See cryptographic algorithm.

General[]

An algorithm is

[a] specific approach, often described in mathematical terms, used by a computer to solve a certain problem or carry out a certain task.[3]

Japan[]

An algorithm refer to "methods of combining in a program, instructions given to a computer."[4]

United States[]

An algorithm is

  • "[a] prescribed set of well defined rules or processes for the solution of a problem."[5]
  • "a particular method devised to solve a particular problem (or class of problems)."[6]
  • "a step-by-step, problem-solving procedure, especially an established computational procedure for solving a problem in a finite number of steps."[7]
  • "[a] mathematical procedure used to solve problems with a series of steps. Algorithms are usually encoded as a sequence of computer commands."[8]
  • "basically a procedure or set of instructions designed to perform a specific task or solve a mathematical problem."[9]

An algorithm is

a well-defined computational procedure for taking an input and producing an output. Algorithms are tools for solving computational problems — an algorithm describes a specific computational procedure for achieving a desired input/output relationship.[10]

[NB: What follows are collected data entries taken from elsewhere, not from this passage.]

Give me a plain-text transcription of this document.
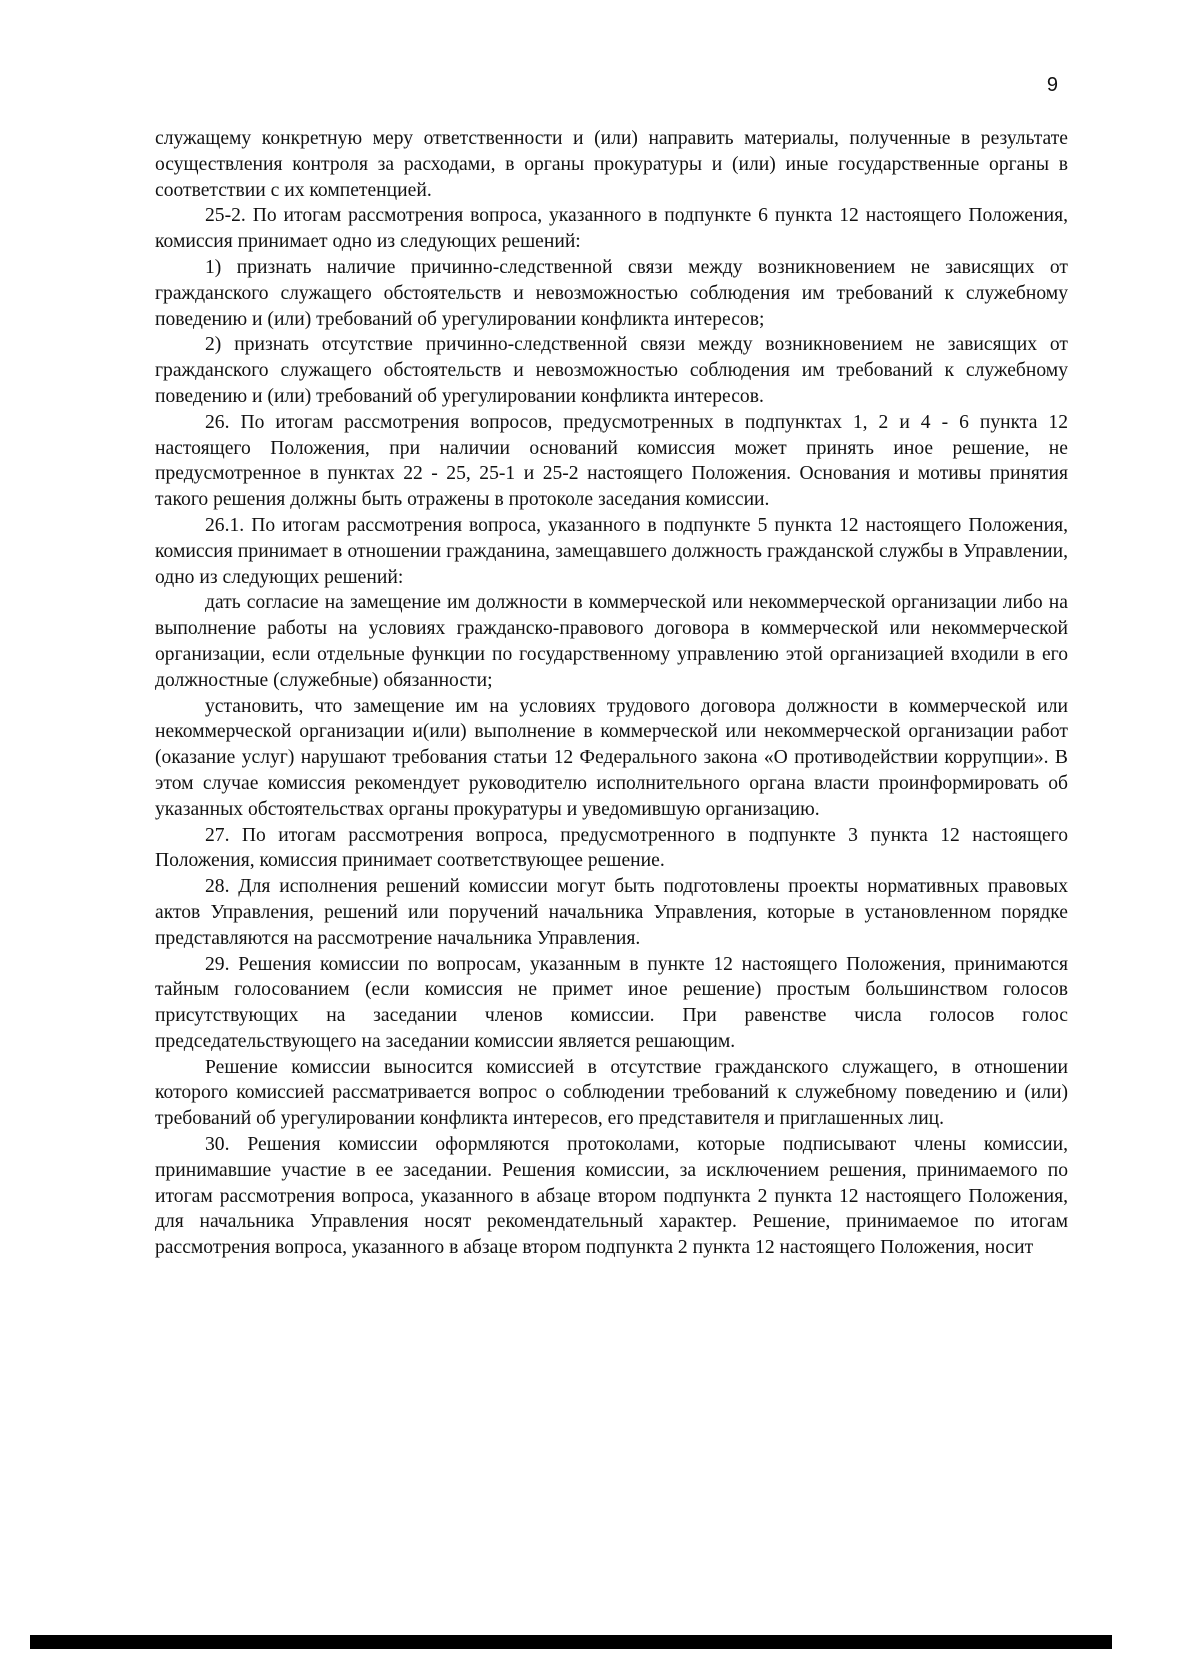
9

служащему конкретную меру ответственности и (или) направить материалы, полученные в результате осуществления контроля за расходами, в органы прокуратуры и (или) иные государственные органы в соответствии с их компетенцией.

25-2. По итогам рассмотрения вопроса, указанного в подпункте 6 пункта 12 настоящего Положения, комиссия принимает одно из следующих решений:

1) признать наличие причинно-следственной связи между возникновением не зависящих от гражданского служащего обстоятельств и невозможностью соблюдения им требований к служебному поведению и (или) требований об урегулировании конфликта интересов;

2) признать отсутствие причинно-следственной связи между возникновением не зависящих от гражданского служащего обстоятельств и невозможностью соблюдения им требований к служебному поведению и (или) требований об урегулировании конфликта интересов.

26. По итогам рассмотрения вопросов, предусмотренных в подпунктах 1, 2 и 4 - 6 пункта 12 настоящего Положения, при наличии оснований комиссия может принять иное решение, не предусмотренное в пунктах 22 - 25, 25-1 и 25-2 настоящего Положения. Основания и мотивы принятия такого решения должны быть отражены в протоколе заседания комиссии.

26.1. По итогам рассмотрения вопроса, указанного в подпункте 5 пункта 12 настоящего Положения, комиссия принимает в отношении гражданина, замещавшего должность гражданской службы в Управлении, одно из следующих решений:

дать согласие на замещение им должности в коммерческой или некоммерческой организации либо на выполнение работы на условиях гражданско-правового договора в коммерческой или некоммерческой организации, если отдельные функции по государственному управлению этой организацией входили в его должностные (служебные) обязанности;

установить, что замещение им на условиях трудового договора должности в коммерческой или некоммерческой организации и(или) выполнение в коммерческой или некоммерческой организации работ (оказание услуг) нарушают требования статьи 12 Федерального закона «О противодействии коррупции». В этом случае комиссия рекомендует руководителю исполнительного органа власти проинформировать об указанных обстоятельствах органы прокуратуры и уведомившую организацию.

27. По итогам рассмотрения вопроса, предусмотренного в подпункте 3 пункта 12 настоящего Положения, комиссия принимает соответствующее решение.

28. Для исполнения решений комиссии могут быть подготовлены проекты нормативных правовых актов Управления, решений или поручений начальника Управления, которые в установленном порядке представляются на рассмотрение начальника Управления.

29. Решения комиссии по вопросам, указанным в пункте 12 настоящего Положения, принимаются тайным голосованием (если комиссия не примет иное решение) простым большинством голосов присутствующих на заседании членов комиссии. При равенстве числа голосов голос председательствующего на заседании комиссии является решающим.

Решение комиссии выносится комиссией в отсутствие гражданского служащего, в отношении которого комиссией рассматривается вопрос о соблюдении требований к служебному поведению и (или) требований об урегулировании конфликта интересов, его представителя и приглашенных лиц.

30. Решения комиссии оформляются протоколами, которые подписывают члены комиссии, принимавшие участие в ее заседании. Решения комиссии, за исключением решения, принимаемого по итогам рассмотрения вопроса, указанного в абзаце втором подпункта 2 пункта 12 настоящего Положения, для начальника Управления носят рекомендательный характер. Решение, принимаемое по итогам рассмотрения вопроса, указанного в абзаце втором подпункта 2 пункта 12 настоящего Положения, носит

Algorithms are computer processes that set rules for the data social media platforms receive. They help operators sort and prioritize content and can be used to tailor what a user sees at a particular time.[11]

Overview[]

"Operators use algorithms to sort, index, curate, and prioritize user content, as well as to suppress illegal and other content the operator chooses to moderate. Social media operators can change or refine their algorithms to meet evolving business goals in response to internal incentives (e.g., maximizing engagement, increasing advertising revenue) and external pressures (e.g., user complaints, stakeholders), affecting what users see, what content is privileged and promoted, and what content rapidly spreads across the platform (i.e., 'goes viral'). Specifics about the algorithms that social media operators use are considered proprietary and are not publicly available, although there is a general understanding of how these algorithms work."[12]